Hellman wrote a song about it.
Wealthy Heir Spreads Family's Good Fortune
Warren
Hellman was a well-known and respected investment banker on Wall Street before
he was 40, continuing in his family's financial footsteps. His
great-grandfather, Isaias Hellman, came to the United States from Bavaria as a
penniless 16-year-old. By the time he died in 1920, he had amassed a fortune as
the leading financier of the Pacific Coast.
Hellman says philanthropy has always been a hallmark of his family. His
philosophy is "think locally; act locally." Financial support for
education at all levels has always been a Hellman priority.
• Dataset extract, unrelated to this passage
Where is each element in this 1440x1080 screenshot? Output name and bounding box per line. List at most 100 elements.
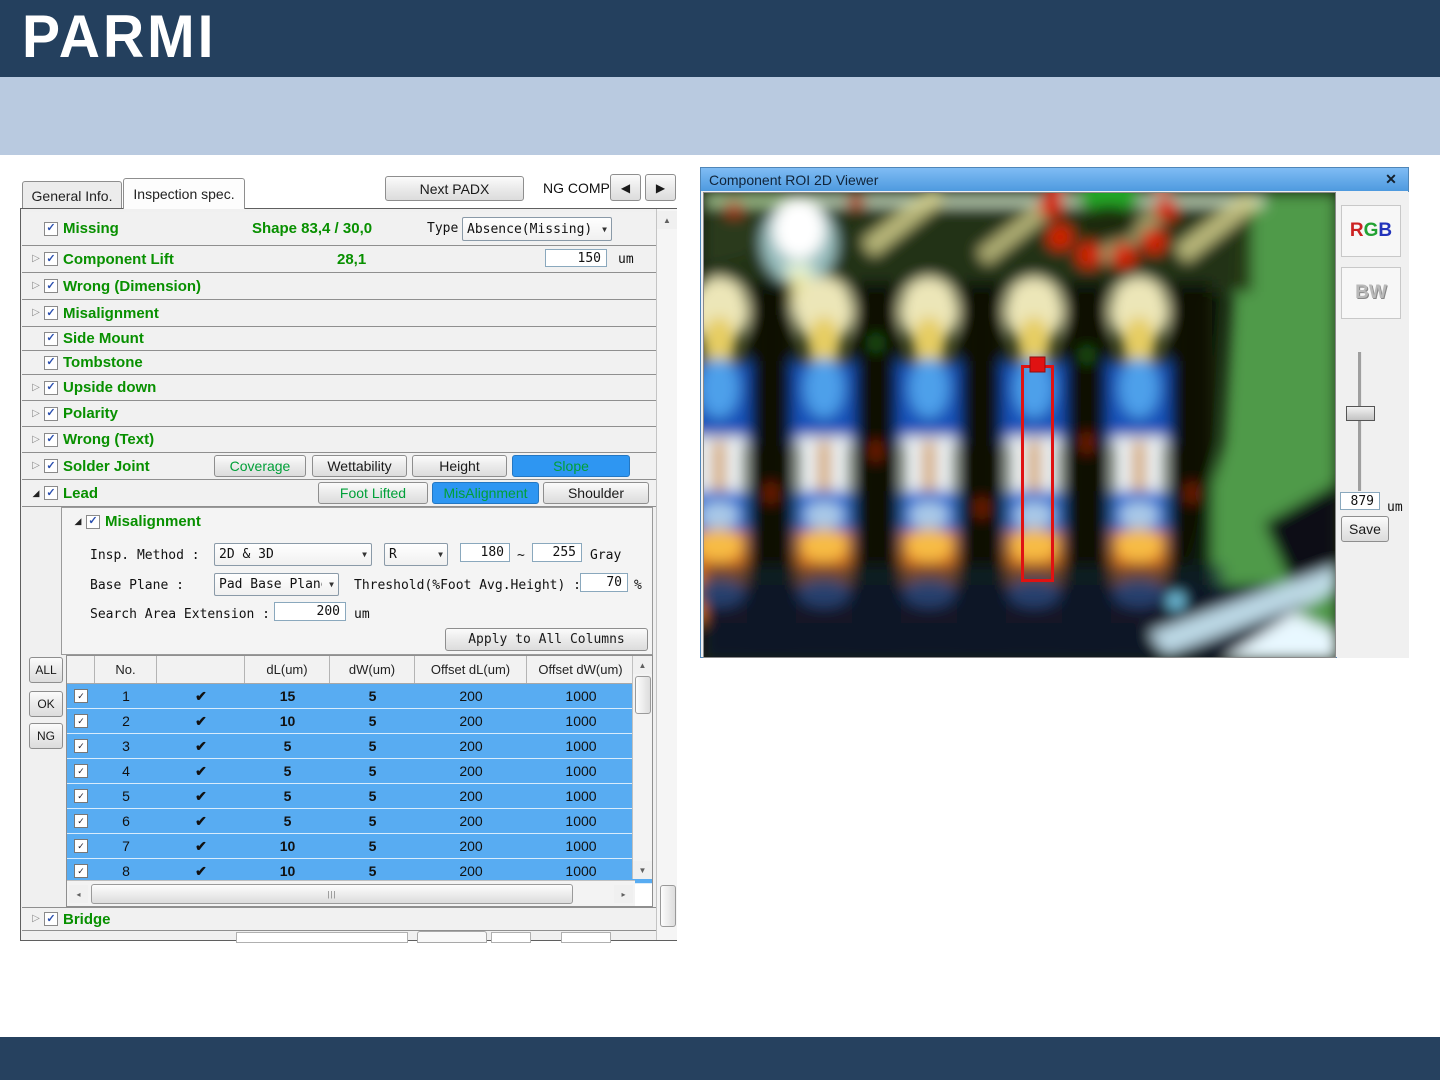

But the Hardly
Strictly Bluegrass Festival is his personal project.
Hellman
has been called mad for paying so much of his own money to present it each
year. He laughs at that and says that after all this country has given his
family, there is no question one has to give back.
"Money
is like manure," he says, repeating an often-heard quote. "If you
spread it around, good things grow. If you pile it up in one place, it just
smells bad."
He
points out that he has the money to spread around.
"And
to indulge this fantasy in this way and to keep it completely not commercial is
just such a pleasure," he says. "To see hundreds of thousands of
people just enjoying themselves, loving being – as I do – in that atmosphere.
What could be more rewarding?"
He
says it's the best investment he's ever made.
Annual Event Strikes Joyous Chord with Participants
Singer-songwriter Kathy Goll-Derstine first came to the festival
a few years ago and was so touched by what she saw that she wrote a song about
it called "Joy For Free." After performing it at this year's
festival, she looked over the crowd and said, "It's happy, peaceful
congregants, enjoying a beautiful day of music with wonderful, incredible
talent in one of the most amazing music festivals in the world … and it's free!"
Hellman
said he cried when he heard "Joy For Free" and promptly dubbed it the
"Hardly Strictly Bluegrass Anthem of the Republic of Speedway
Meadow."
Hellman's Hardly Strictly Bluegrass Festival has become legendary, with a growing list of artists asking to play it and growing crowds coming to enjoy it. Just before this year's festival, he announced that after talking it over with his children and his heirs, the festival will be endowed with enough money to continue at least 15 years after his death.